7% des points de contrôles sont au-delà de la norme de potabilité en Wallonie

Cela signifierait qu’il n’y aurait pas de soucis d’azote côté Wallon ? C’est aller un peu vite en besogne. "Même si la situation s’améliore grâce à trois programmations de gestion durables de l’azote qui transposent la directive européenne nitrate, il reste des indicateurs dans le rouge, souligne Samuel Vanderlinden. Au niveau des masses d’eau de surface, donc les rivières, un tiers ne respecte pas les standards européens. Et nous avons jusqu’à 2027 pour les atteindre, c’est demain."

Quant aux eaux qui permettent de nous abreuver, ce n’est pas limpide non plus. "On a encore 7% des points de contrôles qui sont au-delà de la norme de potabilité et encore une dizaine de pourcents qui s’en rapproche", précise le coordinateur de contrat de rivière.
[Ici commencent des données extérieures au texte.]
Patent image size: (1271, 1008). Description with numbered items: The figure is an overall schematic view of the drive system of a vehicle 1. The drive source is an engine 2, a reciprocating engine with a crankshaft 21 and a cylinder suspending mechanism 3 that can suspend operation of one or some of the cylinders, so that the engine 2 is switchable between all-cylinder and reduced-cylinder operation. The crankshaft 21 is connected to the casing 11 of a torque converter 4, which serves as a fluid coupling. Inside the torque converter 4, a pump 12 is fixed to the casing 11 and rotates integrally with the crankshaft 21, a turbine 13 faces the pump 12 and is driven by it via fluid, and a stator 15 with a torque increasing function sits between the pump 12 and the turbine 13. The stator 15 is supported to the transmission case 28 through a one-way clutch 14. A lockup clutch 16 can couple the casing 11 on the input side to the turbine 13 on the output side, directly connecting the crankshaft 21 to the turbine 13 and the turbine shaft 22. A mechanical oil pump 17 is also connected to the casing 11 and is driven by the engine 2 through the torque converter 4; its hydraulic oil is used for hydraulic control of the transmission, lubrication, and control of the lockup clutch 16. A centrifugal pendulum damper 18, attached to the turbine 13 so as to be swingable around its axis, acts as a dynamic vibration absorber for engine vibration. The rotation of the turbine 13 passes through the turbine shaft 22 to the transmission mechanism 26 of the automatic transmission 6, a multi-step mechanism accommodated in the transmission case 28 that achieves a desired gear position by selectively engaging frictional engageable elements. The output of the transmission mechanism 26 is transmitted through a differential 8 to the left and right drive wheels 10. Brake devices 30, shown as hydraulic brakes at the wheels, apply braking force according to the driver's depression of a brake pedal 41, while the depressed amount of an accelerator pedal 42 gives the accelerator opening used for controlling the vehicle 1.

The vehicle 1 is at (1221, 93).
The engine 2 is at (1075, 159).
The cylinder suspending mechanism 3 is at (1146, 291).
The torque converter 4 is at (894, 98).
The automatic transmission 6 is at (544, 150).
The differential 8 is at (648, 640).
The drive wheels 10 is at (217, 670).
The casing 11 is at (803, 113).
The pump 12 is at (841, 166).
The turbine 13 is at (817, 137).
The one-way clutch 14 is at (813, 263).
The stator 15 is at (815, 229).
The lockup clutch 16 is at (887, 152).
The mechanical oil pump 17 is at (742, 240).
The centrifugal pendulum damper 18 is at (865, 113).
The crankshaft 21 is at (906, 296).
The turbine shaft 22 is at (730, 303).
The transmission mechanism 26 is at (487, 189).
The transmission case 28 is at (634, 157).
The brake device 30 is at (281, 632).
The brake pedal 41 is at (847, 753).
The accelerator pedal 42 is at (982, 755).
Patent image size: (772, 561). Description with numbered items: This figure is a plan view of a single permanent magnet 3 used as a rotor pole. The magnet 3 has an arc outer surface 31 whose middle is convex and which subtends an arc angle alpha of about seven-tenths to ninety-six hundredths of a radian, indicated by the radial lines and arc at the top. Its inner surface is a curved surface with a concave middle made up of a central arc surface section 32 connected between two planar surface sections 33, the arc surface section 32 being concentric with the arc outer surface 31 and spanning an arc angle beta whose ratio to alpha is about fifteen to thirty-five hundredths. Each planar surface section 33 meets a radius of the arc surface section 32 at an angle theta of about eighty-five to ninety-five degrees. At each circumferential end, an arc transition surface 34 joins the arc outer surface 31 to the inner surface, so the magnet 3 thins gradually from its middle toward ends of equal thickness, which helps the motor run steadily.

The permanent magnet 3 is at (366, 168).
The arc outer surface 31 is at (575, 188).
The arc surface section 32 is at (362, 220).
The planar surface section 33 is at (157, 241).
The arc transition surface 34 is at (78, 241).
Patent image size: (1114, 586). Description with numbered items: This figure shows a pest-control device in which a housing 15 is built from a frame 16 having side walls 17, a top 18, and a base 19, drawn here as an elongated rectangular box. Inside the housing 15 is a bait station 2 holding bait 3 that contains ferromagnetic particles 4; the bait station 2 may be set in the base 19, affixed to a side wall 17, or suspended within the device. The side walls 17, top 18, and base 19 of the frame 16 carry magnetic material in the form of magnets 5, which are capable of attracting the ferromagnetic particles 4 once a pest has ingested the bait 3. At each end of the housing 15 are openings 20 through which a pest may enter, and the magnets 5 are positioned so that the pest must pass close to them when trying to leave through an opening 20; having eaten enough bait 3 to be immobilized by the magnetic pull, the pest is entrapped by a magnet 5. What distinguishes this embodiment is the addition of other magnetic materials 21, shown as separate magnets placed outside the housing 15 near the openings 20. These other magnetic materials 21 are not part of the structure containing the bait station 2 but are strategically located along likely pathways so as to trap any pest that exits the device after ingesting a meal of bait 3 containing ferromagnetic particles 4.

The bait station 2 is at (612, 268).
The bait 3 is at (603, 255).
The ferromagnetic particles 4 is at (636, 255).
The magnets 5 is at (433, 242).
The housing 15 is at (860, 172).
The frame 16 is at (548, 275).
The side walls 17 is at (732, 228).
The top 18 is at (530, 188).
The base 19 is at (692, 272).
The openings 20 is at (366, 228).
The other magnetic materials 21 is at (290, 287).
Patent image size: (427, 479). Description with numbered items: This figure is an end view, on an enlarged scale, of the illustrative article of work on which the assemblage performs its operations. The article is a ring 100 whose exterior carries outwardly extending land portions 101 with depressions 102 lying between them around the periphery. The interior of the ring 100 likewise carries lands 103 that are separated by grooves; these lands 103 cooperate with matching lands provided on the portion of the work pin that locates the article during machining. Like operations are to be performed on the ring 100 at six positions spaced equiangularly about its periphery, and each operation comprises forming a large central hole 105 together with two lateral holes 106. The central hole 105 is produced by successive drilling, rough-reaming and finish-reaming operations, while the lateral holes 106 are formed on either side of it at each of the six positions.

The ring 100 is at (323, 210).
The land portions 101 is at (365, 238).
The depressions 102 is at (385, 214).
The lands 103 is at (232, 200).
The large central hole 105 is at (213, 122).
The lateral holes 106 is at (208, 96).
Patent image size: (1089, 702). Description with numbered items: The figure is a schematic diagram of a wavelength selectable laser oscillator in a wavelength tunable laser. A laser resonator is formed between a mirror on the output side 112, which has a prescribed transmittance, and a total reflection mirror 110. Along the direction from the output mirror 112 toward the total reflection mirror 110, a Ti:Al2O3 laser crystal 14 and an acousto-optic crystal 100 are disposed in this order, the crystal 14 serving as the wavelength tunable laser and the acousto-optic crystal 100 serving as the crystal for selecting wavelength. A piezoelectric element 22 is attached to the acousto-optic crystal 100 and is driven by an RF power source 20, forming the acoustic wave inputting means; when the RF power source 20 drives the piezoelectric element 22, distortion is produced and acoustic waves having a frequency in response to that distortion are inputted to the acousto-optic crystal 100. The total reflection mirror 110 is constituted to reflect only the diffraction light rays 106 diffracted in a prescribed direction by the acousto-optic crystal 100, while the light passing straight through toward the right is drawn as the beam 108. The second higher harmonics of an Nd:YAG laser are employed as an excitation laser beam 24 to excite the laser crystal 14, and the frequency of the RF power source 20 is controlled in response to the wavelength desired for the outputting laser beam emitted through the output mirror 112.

Pour réduire ces teneurs en azote dans le sol, la Wallonie conseille donc aux agriculteurs de varier leurs cultures. "En Wallonie, Protect’eau (qui s’occupe de la protection des eaux en promouvant une gestion durable de l’azote en agriculture, ndlr) incite les agriculteurs à avoir des périodes à semer des intercultures entre la culture d’été et celle de printemps, complète l’ingénieur de Gembloux Agro-Bio Tech. L’agriculteur doit semer une culture intermédiaire, un piège à nitrate pour capter le nitrate qui est dans le sol. Ce sont des champs de moutarde ou de phacélies."